The release of Google’s Prediction API in 2011 gave developers access to Google’s machine learning algorithms that improve prediction models for a range of use cases. The Prediction API has applications in automated spam filtering, recognizing hidden patterns in financial data to reveal investment potential, and providing customer recommendations based on demographics, among many others. In its simplest form, machine learning works out how to perform important tasks by generalizing from examples. The learning is achieved by combining a classification of the input, an evaluation function, and an optimization technique that acts upon the data.
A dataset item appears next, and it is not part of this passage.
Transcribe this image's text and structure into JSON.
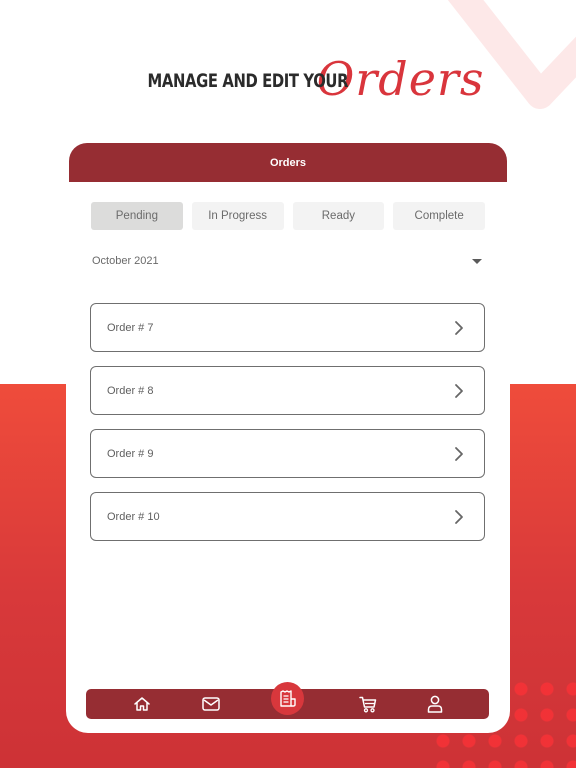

As a very simple example, if you wanted to get restaurant recommendations you would input all of the local restaurants as your classification. The evaluation function would involve your testing which restaurants are good by eating a meal at each one. It is not feasible to eat at every restaurant when you are only looking for a single good one, and so you implement shortcuts to ease the task. These shortcuts could include asking friends for their opinions, reading the menu online, or discounting restaurants based on location. This filtering makes up the optimization technique that is able to produce a shorter list of restaurants that meet your preferences. Using pattern recognition and computational learning theory, machine learning is able to refine the outputs as more data is added and improve predictions based on the feedback it receives.
Google’s Prediction API works by analyzing data that the user has uploaded to Google Cloud Storage. The API implements supervised learning algorithms as a RESTful web service, allowing users to make real-time decisions by leveraging patterns in data to give users more relevant information.
This particular tutorial by Russell Savage covers Prediction API implementation with Adwords scripts to find insights within Pay Per Click (PPC) data to make more informed changes and improve Cost Per Click (CPC) performance. The example question/prediction is what the average CPC for a particular campaign will be, according to local weather. Readers are then guided through writing one script to gather and store training data, and a second script to build and update a model based on that training data.
The tutorial includes links to APIs used in the example, as well as extensive sample code that combines geo data from Adwords with location information from Weather Underground, storing the training data in a spreadsheet which can then be accessed from the modeling script to predict CPC.